Further, Appellees have failed to present any reason for this court to suspect that reversal of the Joint Plan would create an unmanageable situation for the bankruptcy court. On the contrary, it is clear that both SMDI and ConsumerInfo are willing to pay far more than the aggregate amount of all the estate's debts and expenses in order to acquire the domain name. There is, therefore, very little risk that the court would need to unwind any of the payments that have been made to innocent third-party creditors. Similarly, Appellees have failed to point to any other aspects of the Joint Plan that would be difficult to undo if SMDI prevails on the merits of their appeal.
This factor therefore weighs in favor of reaching the merits of SMDI's appeal.
e. Impact upon the Likelihood of a New Reorganization
Here, the analysis already undertaken in our opinion suggests there is a substantial likelihood of a new successful reorganization of the debtor even if SMDI were partially or wholly to succeed in their appeal in this case.

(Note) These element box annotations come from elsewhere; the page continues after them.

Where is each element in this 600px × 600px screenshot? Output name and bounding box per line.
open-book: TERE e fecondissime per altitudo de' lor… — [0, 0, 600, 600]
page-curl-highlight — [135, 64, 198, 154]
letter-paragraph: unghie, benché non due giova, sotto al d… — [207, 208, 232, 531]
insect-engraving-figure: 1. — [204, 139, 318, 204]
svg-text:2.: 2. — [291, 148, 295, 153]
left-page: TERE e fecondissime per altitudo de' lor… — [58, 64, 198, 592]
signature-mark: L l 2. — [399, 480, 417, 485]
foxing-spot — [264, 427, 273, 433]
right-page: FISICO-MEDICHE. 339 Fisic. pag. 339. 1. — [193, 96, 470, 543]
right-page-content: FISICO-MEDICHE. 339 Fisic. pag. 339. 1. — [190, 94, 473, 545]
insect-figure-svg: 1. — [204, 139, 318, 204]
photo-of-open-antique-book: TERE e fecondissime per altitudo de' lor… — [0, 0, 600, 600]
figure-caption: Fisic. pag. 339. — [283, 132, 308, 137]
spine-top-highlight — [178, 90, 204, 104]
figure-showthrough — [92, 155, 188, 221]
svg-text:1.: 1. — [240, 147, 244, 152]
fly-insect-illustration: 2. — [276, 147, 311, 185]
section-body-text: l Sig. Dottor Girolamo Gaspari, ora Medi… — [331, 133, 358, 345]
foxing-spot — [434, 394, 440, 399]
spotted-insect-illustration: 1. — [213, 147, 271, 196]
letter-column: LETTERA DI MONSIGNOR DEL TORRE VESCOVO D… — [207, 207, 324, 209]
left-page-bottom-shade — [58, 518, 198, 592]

See In re United Producers, 526 F.3d at 950 (considering, among other factors, "what the consequences of reversal of the confirmed plan would be for the success of the reorganization"); see also In re Manges, 29 F.3d at 1039 (considering, in applying equitable mootness, "`whether it is prudent to upset the plan of reorganization at this late date'") (quoting In re UNR Indus., 20 F.3d at 769). Thus, in this case, this factor cuts against applying equitable mootness.
f. A Quick Look at the Merits
Although at this stage of the proceedings neither we nor the district court has thoroughly or even adequately evaluated the merits of SMDI's claims, a quick look at this appeal suggests the claims may have some merit. See In re Metromedia, 416 F.3d at 144 ("Because equitable mootness bears only upon the proper remedy, and does not raise a threshold question of our power to rule, a court is not inhibited from considering the merits before considering equitable mootness. Often, an appraisal of the merits is essential to the framing of an equitable remedy.") (citation omitted). SMDI's claims certainly allege serious conflicts of interest involving the trustee, and questions about whether SMDI's competing proposal has received an adequate and balanced appraisal. These are serious matters that will not lightly be swept under the rug in the name of equitable mootness unless other factors discussed above strongly counsel against allowing SMDI's claims to be heard on the merits. In many ways, the claims raised go to the very integrity of the bankruptcy process in this case.
Given the lack of clear direction from the other factors discussed above, this final factor counsels against equitable mootness.
These six factors certainly do not all point in one way or the other. On the one hand, SMDI did not diligently pursue all available options to seek a stay and, as a result, the Joint Plan has been substantially consummated. On the other hand, Appellees have failed to show that reversal would unduly affect innocent third parties, and the public policy factors in this case strongly lean towards reaching the merits on appeal. Appellees have the burden of proof on this issue, and they have failed to convince us that the courts should avoid reaching the merits of this appeal.
For the foregoing reasons, we REVERSE the district court's dismissal of SMDI's appeal, and REMAND to the district court with instructions to address the merits of SMDI's appeal in a manner consistent with this opinion.